# Blank size for drilling on lathe



## SnowLeopard_2001 (Oct 25, 2009)

I’m gluing up some blanks from some strips of oak that came out of my old home. I’m going to round the blanks and drill them on the lathe, holding the blanks with PSI collect chucking system. My question is what is the smallest diameter of blank that you can be realizably sure of success when drilling with a 7 mm bit? (3/4”, 5/8”, or ½”)

Thanks


----------



## mick (Oct 25, 2009)

I drill 1/2" corian on the lathe all the time and there's still plenty of meat for a slimline or even a Euro.


----------



## gketell (Oct 25, 2009)

JayDevin once showed me drilling a 9mm square blank.  I was impressed!!

I and others regularly and easily do 1/2".


----------



## Texatdurango (Oct 25, 2009)

SnowLeopard_2001 said:


> I’m gluing up some blanks from some strips of oak that came out of my old home. I’m going to round the blanks and drill them on the lathe, holding the blanks with PSI collect chucking system. My question is what is the smallest diameter of blank that you can be realizably sure of success when drilling with a 7 mm bit? (3/4”, 5/8”, or ½”)
> 
> Thanks


That would depend clearly on your skill and comfort level.

7mm is a pretty small hole, cut some scrap wood down to 1/2" or less square, round them and stick them in a chuck to see how comfortable you are with drilling small tubes.

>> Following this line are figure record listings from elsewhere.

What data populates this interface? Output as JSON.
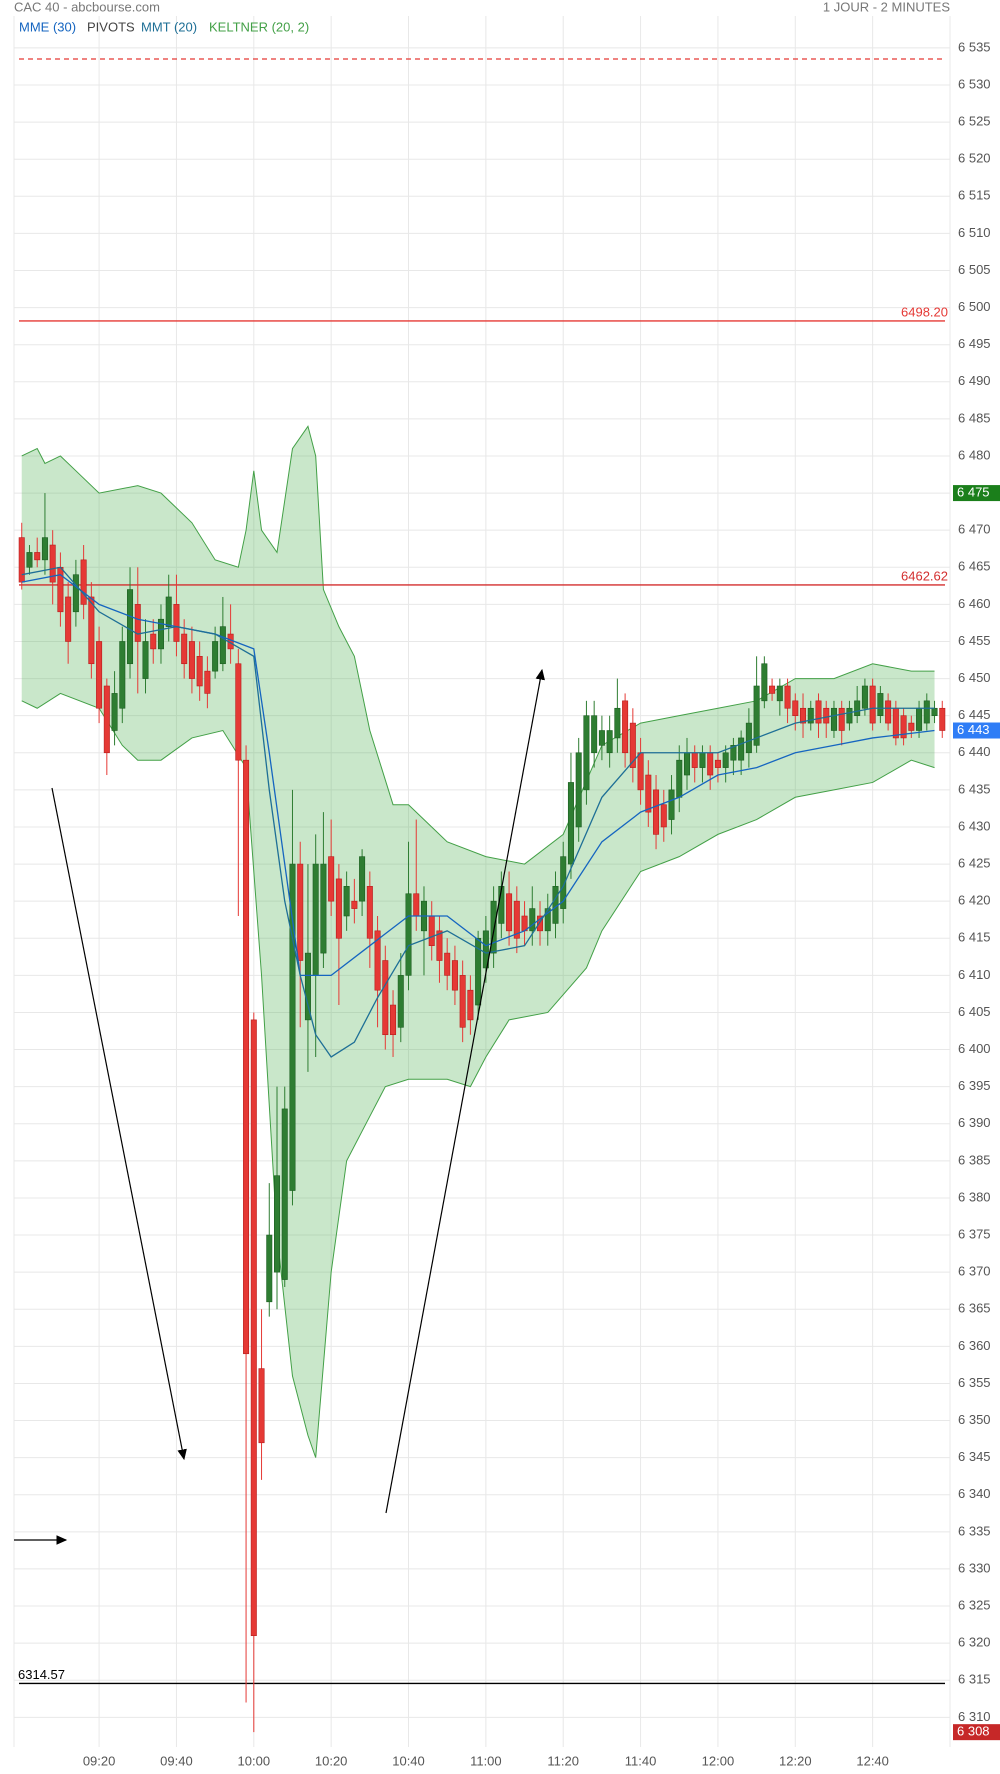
{
  "chart_data": {
    "type": "candlestick",
    "title": "CAC 40 - abcbourse.com",
    "subtitle": "1 JOUR - 2 MINUTES",
    "x": [
      "09:00",
      "09:02",
      "09:04",
      "09:06",
      "09:08",
      "09:10",
      "09:12",
      "09:14",
      "09:16",
      "09:18",
      "09:20",
      "09:22",
      "09:24",
      "09:26",
      "09:28",
      "09:30",
      "09:32",
      "09:34",
      "09:36",
      "09:38",
      "09:40",
      "09:42",
      "09:44",
      "09:46",
      "09:48",
      "09:50",
      "09:52",
      "09:54",
      "09:56",
      "09:58",
      "10:00",
      "10:02",
      "10:04",
      "10:06",
      "10:08",
      "10:10",
      "10:12",
      "10:14",
      "10:16",
      "10:18",
      "10:20",
      "10:22",
      "10:24",
      "10:26",
      "10:28",
      "10:30",
      "10:32",
      "10:34",
      "10:36",
      "10:38",
      "10:40",
      "10:42",
      "10:44",
      "10:46",
      "10:48",
      "10:50",
      "10:52",
      "10:54",
      "10:56",
      "10:58",
      "11:00",
      "11:02",
      "11:04",
      "11:06",
      "11:08",
      "11:10",
      "11:12",
      "11:14",
      "11:16",
      "11:18",
      "11:20",
      "11:22",
      "11:24",
      "11:26",
      "11:28",
      "11:30",
      "11:32",
      "11:34",
      "11:36",
      "11:38",
      "11:40",
      "11:42",
      "11:44",
      "11:46",
      "11:48",
      "11:50",
      "11:52",
      "11:54",
      "11:56",
      "11:58",
      "12:00",
      "12:02",
      "12:04",
      "12:06",
      "12:08",
      "12:10",
      "12:12",
      "12:14",
      "12:16",
      "12:18",
      "12:20",
      "12:22",
      "12:24",
      "12:26",
      "12:28",
      "12:30",
      "12:32",
      "12:34",
      "12:36",
      "12:38",
      "12:40",
      "12:42",
      "12:44",
      "12:46",
      "12:48",
      "12:50",
      "12:52",
      "12:54",
      "12:56",
      "12:58"
    ],
    "open": [
      6469,
      6465,
      6467,
      6466,
      6468,
      6465,
      6461,
      6459,
      6466,
      6461,
      6455,
      6449,
      6443,
      6446,
      6452,
      6460,
      6450,
      6456,
      6454,
      6457,
      6460,
      6456,
      6455,
      6453,
      6451,
      6451,
      6452,
      6456,
      6452,
      6439,
      6404,
      6357,
      6366,
      6370,
      6369,
      6381,
      6425,
      6404,
      6410,
      6413,
      6426,
      6423,
      6418,
      6420,
      6420,
      6422,
      6416,
      6412,
      6406,
      6403,
      6410,
      6421,
      6416,
      6418,
      6416,
      6413,
      6412,
      6410,
      6408,
      6406,
      6411,
      6413,
      6417,
      6421,
      6420,
      6418,
      6416,
      6418,
      6416,
      6417,
      6419,
      6425,
      6430,
      6435,
      6440,
      6441,
      6440,
      6442,
      6447,
      6444,
      6440,
      6437,
      6435,
      6433,
      6431,
      6434,
      6437,
      6440,
      6438,
      6440,
      6439,
      6438,
      6439,
      6439,
      6440,
      6441,
      6447,
      6449,
      6447,
      6449,
      6447,
      6446,
      6444,
      6447,
      6446,
      6443,
      6446,
      6444,
      6445,
      6446,
      6449,
      6445,
      6447,
      6446,
      6445,
      6444,
      6443,
      6444,
      6445,
      6446
    ],
    "high": [
      6471,
      6468,
      6469,
      6475,
      6470,
      6467,
      6463,
      6466,
      6468,
      6463,
      6457,
      6450,
      6451,
      6457,
      6465,
      6465,
      6458,
      6458,
      6460,
      6464,
      6464,
      6458,
      6457,
      6455,
      6453,
      6457,
      6461,
      6460,
      6454,
      6441,
      6405,
      6365,
      6382,
      6395,
      6395,
      6435,
      6428,
      6425,
      6429,
      6432,
      6431,
      6425,
      6424,
      6423,
      6427,
      6424,
      6418,
      6414,
      6408,
      6413,
      6428,
      6431,
      6422,
      6420,
      6418,
      6415,
      6414,
      6412,
      6410,
      6416,
      6418,
      6422,
      6424,
      6424,
      6422,
      6420,
      6422,
      6420,
      6421,
      6424,
      6428,
      6440,
      6442,
      6447,
      6447,
      6445,
      6445,
      6450,
      6448,
      6446,
      6442,
      6439,
      6437,
      6435,
      6437,
      6441,
      6442,
      6441,
      6441,
      6441,
      6440,
      6441,
      6442,
      6443,
      6446,
      6453,
      6453,
      6450,
      6450,
      6450,
      6448,
      6448,
      6447,
      6448,
      6447,
      6447,
      6447,
      6447,
      6449,
      6450,
      6450,
      6449,
      6448,
      6447,
      6446,
      6445,
      6447,
      6448,
      6447,
      6447
    ],
    "low": [
      6462,
      6464,
      6465,
      6464,
      6460,
      6457,
      6452,
      6457,
      6458,
      6450,
      6444,
      6437,
      6441,
      6444,
      6450,
      6448,
      6448,
      6452,
      6452,
      6455,
      6453,
      6450,
      6448,
      6447,
      6446,
      6450,
      6451,
      6452,
      6418,
      6312,
      6308,
      6342,
      6364,
      6365,
      6368,
      6379,
      6403,
      6397,
      6399,
      6411,
      6418,
      6406,
      6416,
      6417,
      6418,
      6411,
      6403,
      6400,
      6399,
      6401,
      6408,
      6416,
      6410,
      6412,
      6409,
      6408,
      6406,
      6401,
      6402,
      6404,
      6409,
      6411,
      6415,
      6414,
      6413,
      6414,
      6414,
      6414,
      6414,
      6415,
      6417,
      6423,
      6428,
      6433,
      6438,
      6439,
      6438,
      6440,
      6438,
      6436,
      6433,
      6430,
      6427,
      6428,
      6429,
      6432,
      6435,
      6436,
      6436,
      6435,
      6436,
      6436,
      6437,
      6437,
      6438,
      6440,
      6446,
      6447,
      6445,
      6444,
      6443,
      6442,
      6443,
      6442,
      6442,
      6442,
      6441,
      6443,
      6444,
      6445,
      6443,
      6444,
      6443,
      6441,
      6441,
      6442,
      6442,
      6443,
      6444,
      6442
    ],
    "close": [
      6463,
      6467,
      6466,
      6469,
      6463,
      6459,
      6455,
      6464,
      6460,
      6452,
      6446,
      6440,
      6448,
      6455,
      6462,
      6455,
      6455,
      6454,
      6458,
      6461,
      6455,
      6452,
      6450,
      6449,
      6448,
      6455,
      6457,
      6454,
      6439,
      6359,
      6321,
      6347,
      6375,
      6383,
      6392,
      6425,
      6412,
      6413,
      6425,
      6425,
      6420,
      6415,
      6422,
      6419,
      6426,
      6415,
      6408,
      6402,
      6402,
      6410,
      6421,
      6418,
      6420,
      6414,
      6412,
      6410,
      6408,
      6403,
      6404,
      6415,
      6416,
      6420,
      6422,
      6416,
      6415,
      6416,
      6419,
      6416,
      6419,
      6422,
      6426,
      6436,
      6440,
      6445,
      6445,
      6443,
      6443,
      6446,
      6440,
      6438,
      6435,
      6432,
      6429,
      6430,
      6435,
      6439,
      6440,
      6438,
      6440,
      6437,
      6438,
      6440,
      6441,
      6442,
      6444,
      6449,
      6452,
      6448,
      6449,
      6446,
      6445,
      6444,
      6446,
      6444,
      6444,
      6446,
      6443,
      6446,
      6447,
      6449,
      6444,
      6448,
      6444,
      6442,
      6442,
      6443,
      6446,
      6447,
      6446,
      6443
    ],
    "up_color": "#2e7d32",
    "down_color": "#e53935",
    "xlim": [
      "08:58",
      "13:00"
    ],
    "xticks": [
      "09:20",
      "09:40",
      "10:00",
      "10:20",
      "10:40",
      "11:00",
      "11:20",
      "11:40",
      "12:00",
      "12:20",
      "12:40"
    ],
    "ylim": [
      6306,
      6539.3
    ],
    "yticks": [
      {
        "value": 6310,
        "label": "6 310"
      },
      {
        "value": 6315,
        "label": "6 315"
      },
      {
        "value": 6320,
        "label": "6 320"
      },
      {
        "value": 6325,
        "label": "6 325"
      },
      {
        "value": 6330,
        "label": "6 330"
      },
      {
        "value": 6335,
        "label": "6 335"
      },
      {
        "value": 6340,
        "label": "6 340"
      },
      {
        "value": 6345,
        "label": "6 345"
      },
      {
        "value": 6350,
        "label": "6 350"
      },
      {
        "value": 6355,
        "label": "6 355"
      },
      {
        "value": 6360,
        "label": "6 360"
      },
      {
        "value": 6365,
        "label": "6 365"
      },
      {
        "value": 6370,
        "label": "6 370"
      },
      {
        "value": 6375,
        "label": "6 375"
      },
      {
        "value": 6380,
        "label": "6 380"
      },
      {
        "value": 6385,
        "label": "6 385"
      },
      {
        "value": 6390,
        "label": "6 390"
      },
      {
        "value": 6395,
        "label": "6 395"
      },
      {
        "value": 6400,
        "label": "6 400"
      },
      {
        "value": 6405,
        "label": "6 405"
      },
      {
        "value": 6410,
        "label": "6 410"
      },
      {
        "value": 6415,
        "label": "6 415"
      },
      {
        "value": 6420,
        "label": "6 420"
      },
      {
        "value": 6425,
        "label": "6 425"
      },
      {
        "value": 6430,
        "label": "6 430"
      },
      {
        "value": 6435,
        "label": "6 435"
      },
      {
        "value": 6440,
        "label": "6 440"
      },
      {
        "value": 6445,
        "label": "6 445"
      },
      {
        "value": 6450,
        "label": "6 450"
      },
      {
        "value": 6455,
        "label": "6 455"
      },
      {
        "value": 6460,
        "label": "6 460"
      },
      {
        "value": 6465,
        "label": "6 465"
      },
      {
        "value": 6470,
        "label": "6 470"
      },
      {
        "value": 6475,
        "label": "6 475"
      },
      {
        "value": 6480,
        "label": "6 480"
      },
      {
        "value": 6485,
        "label": "6 485"
      },
      {
        "value": 6490,
        "label": "6 490"
      },
      {
        "value": 6495,
        "label": "6 495"
      },
      {
        "value": 6500,
        "label": "6 500"
      },
      {
        "value": 6505,
        "label": "6 505"
      },
      {
        "value": 6510,
        "label": "6 510"
      },
      {
        "value": 6515,
        "label": "6 515"
      },
      {
        "value": 6520,
        "label": "6 520"
      },
      {
        "value": 6525,
        "label": "6 525"
      },
      {
        "value": 6530,
        "label": "6 530"
      },
      {
        "value": 6535,
        "label": "6 535"
      }
    ],
    "grid": true,
    "indicators": [
      {
        "name": "MME (30)",
        "color": "#1565c0",
        "x": [
          "09:00",
          "09:10",
          "09:20",
          "09:30",
          "09:40",
          "09:50",
          "10:00",
          "10:04",
          "10:08",
          "10:12",
          "10:20",
          "10:30",
          "10:40",
          "10:50",
          "11:00",
          "11:10",
          "11:20",
          "11:30",
          "11:40",
          "11:50",
          "12:00",
          "12:10",
          "12:20",
          "12:30",
          "12:40",
          "12:56"
        ],
        "values": [
          6463,
          6464,
          6460,
          6458,
          6457,
          6456,
          6454,
          6440,
          6425,
          6410,
          6410,
          6414,
          6418,
          6418,
          6414,
          6416,
          6420,
          6428,
          6432,
          6434,
          6437,
          6438,
          6440,
          6441,
          6442,
          6443
        ]
      },
      {
        "name": "MMT (20)",
        "color": "#1e6f96",
        "x": [
          "09:00",
          "09:10",
          "09:20",
          "09:30",
          "09:40",
          "09:50",
          "10:00",
          "10:04",
          "10:08",
          "10:12",
          "10:16",
          "10:20",
          "10:26",
          "10:32",
          "10:40",
          "10:50",
          "11:00",
          "11:10",
          "11:20",
          "11:30",
          "11:40",
          "11:50",
          "12:00",
          "12:10",
          "12:20",
          "12:30",
          "12:40",
          "12:56"
        ],
        "values": [
          6464,
          6465,
          6459,
          6456,
          6457,
          6456,
          6453,
          6435,
          6420,
          6410,
          6402,
          6399,
          6401,
          6407,
          6414,
          6416,
          6413,
          6414,
          6422,
          6434,
          6440,
          6440,
          6440,
          6442,
          6444,
          6445,
          6446,
          6446
        ]
      }
    ],
    "pivots": {
      "name": "PIVOTS",
      "label_color": "#444444",
      "levels": [
        {
          "value": 6533.5,
          "color": "#e53935",
          "dashed": true
        },
        {
          "value": 6498.2,
          "label": "6498.20",
          "color": "#e53935",
          "label_side": "right"
        },
        {
          "value": 6462.62,
          "color": "#d32f2f",
          "label_side": "right"
        },
        {
          "value": 6314.57,
          "color": "#000000",
          "label_side": "left"
        }
      ]
    },
    "keltner": {
      "name": "KELTNER (20, 2)",
      "color": "#43a047",
      "fill": "rgba(76,175,80,0.3)",
      "upper": {
        "x": [
          "09:00",
          "09:04",
          "09:06",
          "09:10",
          "09:14",
          "09:20",
          "09:30",
          "09:36",
          "09:44",
          "09:50",
          "09:56",
          "09:58",
          "10:00",
          "10:02",
          "10:06",
          "10:10",
          "10:14",
          "10:16",
          "10:18",
          "10:22",
          "10:26",
          "10:30",
          "10:36",
          "10:40",
          "10:46",
          "10:50",
          "11:00",
          "11:10",
          "11:20",
          "11:30",
          "11:40",
          "11:50",
          "12:00",
          "12:10",
          "12:20",
          "12:30",
          "12:40",
          "12:50",
          "12:56"
        ],
        "values": [
          6480,
          6481,
          6479,
          6480,
          6478,
          6475,
          6476,
          6475,
          6471,
          6466,
          6465,
          6470,
          6478,
          6470,
          6467,
          6481,
          6484,
          6480,
          6462,
          6457,
          6453,
          6443,
          6433,
          6433,
          6430,
          6428,
          6426,
          6425,
          6429,
          6441,
          6444,
          6445,
          6446,
          6447,
          6450,
          6450,
          6452,
          6451,
          6451
        ]
      },
      "lower": {
        "x": [
          "09:00",
          "09:04",
          "09:10",
          "09:20",
          "09:26",
          "09:30",
          "09:36",
          "09:44",
          "09:52",
          "09:58",
          "10:02",
          "10:06",
          "10:10",
          "10:14",
          "10:16",
          "10:20",
          "10:24",
          "10:30",
          "10:34",
          "10:40",
          "10:50",
          "10:56",
          "11:00",
          "11:06",
          "11:16",
          "11:26",
          "11:30",
          "11:40",
          "11:50",
          "12:00",
          "12:10",
          "12:20",
          "12:30",
          "12:40",
          "12:50",
          "12:56"
        ],
        "values": [
          6447,
          6446,
          6448,
          6446,
          6441,
          6439,
          6439,
          6442,
          6443,
          6438,
          6410,
          6375,
          6356,
          6348,
          6345,
          6370,
          6385,
          6391,
          6395,
          6396,
          6396,
          6395,
          6399,
          6404,
          6405,
          6411,
          6416,
          6424,
          6426,
          6429,
          6431,
          6434,
          6435,
          6436,
          6439,
          6438
        ]
      }
    },
    "price_tags": [
      {
        "value": 6475,
        "label": "6 475",
        "color": "#1b7f1b"
      },
      {
        "value": 6443,
        "label": "6 443",
        "color": "#2f7df6"
      },
      {
        "value": 6308,
        "label": "6 308",
        "color": "#c62828"
      }
    ]
  }
}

Making fountain pen parts I turn just about everything down to 1/2" or less before drilling much larger holes than 7mm so it's very doable, just get comfy with it.


----------



## SnowLeopard_2001 (Oct 25, 2009)

Thanks for the confirmation. I thought that ½” was very possible until I saw the size of the ½” round blank, then I wasn’t so sure. I know that experience is the best teacher, but it is the only teacher that gives the test then teaches the lesson. And since I wasn’t that thrilled about being given the test without being taught the lesson, I decided to draw upon the experience of the Penturners. Thanks again for coming thru.


----------